İçimizde derinlerden gelen bir sızı...

***

Bilinmeyen mevsimlerin içindeyiz şimdi.
Bir yılda en az 1700 işçi ölüyor. İşverenler ve patronlar susuyor. Bilmem şu kadar işçi, can güvenliğinden yoksun çalışırken ölüyor.
Aralık ayında ölen 137 işçiden 15 yaşındaki Hekim, inşaatta ısınmaya çalışırken sobadan zehirlenerek ölüyor.
Hekim’in bir günlük ücreti 30 liraymış...
İş cinayetlerinde can veren “mülteci” sayısı bir yıl içinde 50’yi geçmiş işte. Ayvalık, Bodrum’da çakma botlara yüklenip adi süngerden can yelekleriyle sahile vuranların sayısı kaç?
Yaralı şaşkın yapraklar gibiyiz toplum olarak.
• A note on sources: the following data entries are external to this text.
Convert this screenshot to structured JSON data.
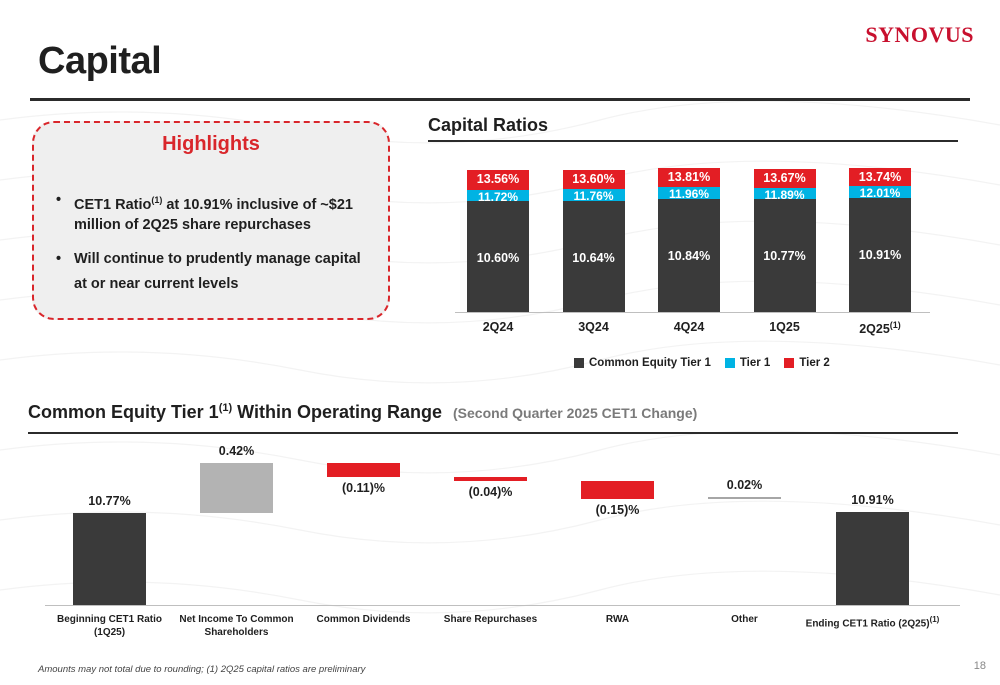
{
  "brand": "SYNOVUS",
  "page_title": "Capital",
  "highlights": {
    "title": "Highlights",
    "items": [
      {
        "pre": "CET1 Ratio",
        "sup": "(1)",
        "post": " at 10.91% inclusive of ~$21 million of 2Q25 share repurchases"
      },
      {
        "pre": "Will continue to prudently manage capital at or near current levels",
        "sup": "",
        "post": ""
      }
    ]
  },
  "colors": {
    "cet1": "#3a3a3a",
    "tier1": "#00b3e3",
    "tier2": "#e31e24",
    "net_income": "#b3b3b3",
    "other": "#a6a6a6",
    "brand_red": "#c8102e"
  },
  "chart_data": [
    {
      "type": "bar",
      "title": "Capital Ratios",
      "categories": [
        "2Q24",
        "3Q24",
        "4Q24",
        "1Q25",
        "2Q25"
      ],
      "category_notes": [
        "",
        "",
        "",
        "",
        "(1)"
      ],
      "stacked": true,
      "series": [
        {
          "name": "Common Equity Tier 1",
          "values": [
            10.6,
            10.64,
            10.84,
            10.77,
            10.91
          ],
          "labels": [
            "10.60%",
            "10.64%",
            "10.84%",
            "10.77%",
            "10.91%"
          ]
        },
        {
          "name": "Tier 1",
          "values": [
            11.72,
            11.76,
            11.96,
            11.89,
            12.01
          ],
          "labels": [
            "11.72%",
            "11.76%",
            "11.96%",
            "11.89%",
            "12.01%"
          ]
        },
        {
          "name": "Tier 2",
          "values": [
            13.56,
            13.6,
            13.81,
            13.67,
            13.74
          ],
          "labels": [
            "13.56%",
            "13.60%",
            "13.81%",
            "13.67%",
            "13.74%"
          ]
        }
      ],
      "legend_position": "bottom",
      "grid": false
    },
    {
      "type": "bar",
      "subtype": "waterfall",
      "title_main": "Common Equity Tier 1",
      "title_sup": "(1)",
      "title_rest": " Within Operating Range",
      "subtitle": "(Second Quarter 2025 CET1 Change)",
      "categories": [
        {
          "line1": "Beginning CET1 Ratio",
          "line2": "(1Q25)",
          "sup": ""
        },
        {
          "line1": "Net Income To Common",
          "line2": "Shareholders",
          "sup": ""
        },
        {
          "line1": "Common Dividends",
          "line2": "",
          "sup": ""
        },
        {
          "line1": "Share Repurchases",
          "line2": "",
          "sup": ""
        },
        {
          "line1": "RWA",
          "line2": "",
          "sup": ""
        },
        {
          "line1": "Other",
          "line2": "",
          "sup": ""
        },
        {
          "line1": "Ending CET1 Ratio (2Q25)",
          "line2": "",
          "sup": "(1)"
        }
      ],
      "values": [
        10.77,
        0.42,
        -0.11,
        -0.04,
        -0.15,
        0.02,
        10.91
      ],
      "labels": [
        "10.77%",
        "0.42%",
        "(0.11)%",
        "(0.04)%",
        "(0.15)%",
        "0.02%",
        "10.91%"
      ],
      "kinds": [
        "total",
        "delta",
        "delta",
        "delta",
        "delta",
        "delta",
        "total"
      ]
    }
  ],
  "footnote": "Amounts may not total due to rounding; (1) 2Q25 capital ratios are preliminary",
  "page_number": "18"
}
Ölenler öldükleriyle kalıyorlar işte.
Ağızlar son yıldızlarla kirli. Rüzgâr işliyor içimize.
Havada kar taneleri...

***

Sessizliğimiz suyun kıyısında bocalarken, hayatın ortasında bir ağıt yakılıyor sabah sabah...
Kapı açılıyor, bir orkestra giriyor içeriye...
Her yer yeryüzünün tortusuyla kaplı.
Toprak bu sabah yüzümüzü aydınlatıyor...
Bu gece...
Duygularımız paramparça...
Gözlerin neşesini yitirmiş, görüyorum...
Ölü kadınlar, çocuklar, gençler...
Onları öldürenler.
Babalar, oğullar, amcalar...
Senin dudaklarında çıplak ot ve çakmaktaşının şavkı...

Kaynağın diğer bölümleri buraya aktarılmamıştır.